The Cars: Sad Song (Una Carrera Hacia Los Orígenes) ©




Existen fórmulas que nuca dejan de ser efectivas, ni siquiera después de haber permanecido demasiado tiempo en el baúl de los recuerdos. El mundo de las melodías, cada más pletórico de novedades, frecuentemente suele hacer pausas inteligentes dentro de sus proceso creativos para conmemorar a aquellas épocas que fueron de gran ayuda para orientarlas por el camino del éxito. Esta vez, el Rock &Roll disminuye la velocidad para rememorar a esa fórmula que concibió al New Wave como un movimiento importante para su desarrollo, e hizo de The Cars una de sus bandas por excelencia.

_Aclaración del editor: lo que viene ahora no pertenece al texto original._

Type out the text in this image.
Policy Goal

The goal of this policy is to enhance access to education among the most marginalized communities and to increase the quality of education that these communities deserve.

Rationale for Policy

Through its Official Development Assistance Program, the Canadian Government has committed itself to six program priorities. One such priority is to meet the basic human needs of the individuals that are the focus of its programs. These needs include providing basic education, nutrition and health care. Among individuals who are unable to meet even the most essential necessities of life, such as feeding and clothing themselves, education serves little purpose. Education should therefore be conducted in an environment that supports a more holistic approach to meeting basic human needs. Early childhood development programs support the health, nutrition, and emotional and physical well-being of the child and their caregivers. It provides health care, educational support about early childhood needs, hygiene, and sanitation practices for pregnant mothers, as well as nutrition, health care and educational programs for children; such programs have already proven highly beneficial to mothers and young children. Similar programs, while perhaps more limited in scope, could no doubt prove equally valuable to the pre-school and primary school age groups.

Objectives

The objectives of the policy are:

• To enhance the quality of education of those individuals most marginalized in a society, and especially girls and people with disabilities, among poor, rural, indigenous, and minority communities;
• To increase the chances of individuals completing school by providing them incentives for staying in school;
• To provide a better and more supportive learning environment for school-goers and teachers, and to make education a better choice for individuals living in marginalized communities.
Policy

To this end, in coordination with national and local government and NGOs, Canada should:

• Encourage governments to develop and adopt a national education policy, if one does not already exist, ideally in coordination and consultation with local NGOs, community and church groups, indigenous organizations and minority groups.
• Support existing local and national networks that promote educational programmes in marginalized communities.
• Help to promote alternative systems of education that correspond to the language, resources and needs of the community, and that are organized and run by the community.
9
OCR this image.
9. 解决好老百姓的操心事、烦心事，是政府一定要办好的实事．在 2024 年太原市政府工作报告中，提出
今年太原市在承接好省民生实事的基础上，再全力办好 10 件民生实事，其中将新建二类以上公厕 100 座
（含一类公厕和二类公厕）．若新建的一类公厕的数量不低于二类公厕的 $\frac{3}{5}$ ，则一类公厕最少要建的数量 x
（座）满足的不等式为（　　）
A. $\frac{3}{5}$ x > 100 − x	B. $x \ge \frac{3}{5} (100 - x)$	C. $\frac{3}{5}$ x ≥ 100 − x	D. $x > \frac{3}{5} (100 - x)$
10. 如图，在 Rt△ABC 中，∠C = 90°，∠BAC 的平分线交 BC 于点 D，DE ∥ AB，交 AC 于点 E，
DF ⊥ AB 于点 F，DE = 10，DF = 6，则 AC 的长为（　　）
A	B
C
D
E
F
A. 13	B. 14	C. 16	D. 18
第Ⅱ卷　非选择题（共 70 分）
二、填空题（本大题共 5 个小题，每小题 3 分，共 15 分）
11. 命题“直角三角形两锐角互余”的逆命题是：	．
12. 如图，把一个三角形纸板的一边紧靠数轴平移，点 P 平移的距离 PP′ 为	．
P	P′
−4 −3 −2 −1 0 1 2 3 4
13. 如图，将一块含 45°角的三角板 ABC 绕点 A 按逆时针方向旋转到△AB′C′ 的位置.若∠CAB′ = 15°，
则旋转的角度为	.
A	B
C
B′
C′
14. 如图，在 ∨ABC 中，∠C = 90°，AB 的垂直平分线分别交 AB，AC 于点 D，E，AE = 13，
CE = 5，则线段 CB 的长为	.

La agrupación norteamericana reaparece después de una larga ausencia para hacer uso de los sonidos de antaño, esos que nunca se perdieron entre los recovecos de la música, aquellos que fueron fundamentales para colocar al otrora quinteto en la preferencia del público y que los mantienen, hoy en día vigentes, después de más de 30 años de haber emergido. Los miembros sobrevivientes de The Cars lanzan al mundo “Sad Song” después de un extenuante recorrido por la solitud, la experimentación y hasta el fallecimiento, para estacionarse por tiempo indefinido en los orígenes y lanzar su nueva obra cargada de ese combustible que tanto añoraban sus seguidores. El sencillo, como salido de esa arca de remembranzas, sirve a la perfección como preámbulo de su nuevo material discográfico (Move Like This), no solo por su calidad, sino, porque incita a los sentidos a querer saber más de su propuesta. La canción no necesariamente evoca a la tristeza, pero hace recordar que Benjamin Orr no se encuentra más en las líneas del bajo. Tampoco es una canción absolutamente alegre, pero sí repleta de ritmos y sonidos que invitan, de manera inmediata, a la agitación. Como consecuencia de los sintetizadores y las guitarras está el transportarnos a la consolidación del grupo, y el escuchar detenidamente, hace que la voz de Ric Ocasek se escuche como salida de un vinil de los 80´s. La atmósfera que provocan los acelerados bits se desentiende un poco de la lírica, y aunque los sonidos se alejan de cualquier esquema actual, para los oídos resulta sumamente familiar. The Cars está de regreso para beneplácito de miles alrededor del planeta y su fórmula se conserva exitosa, como lo fue en sus inicios. Los de Boston lograron captar, una vez más, la atención del medio musical, aún después de dos décadas sin presentar un nuevo disco. El ahora cuarteto está de vuelta como si no hubiera pasado nunca el tiempo y como si las segundas oportunidades estuvieran a la orden del día. Su talento está de nuevo al alcance para los que lo deseen disfrutar y el resultado de su nueva empresa fue el acostumbrado: Una victoria más.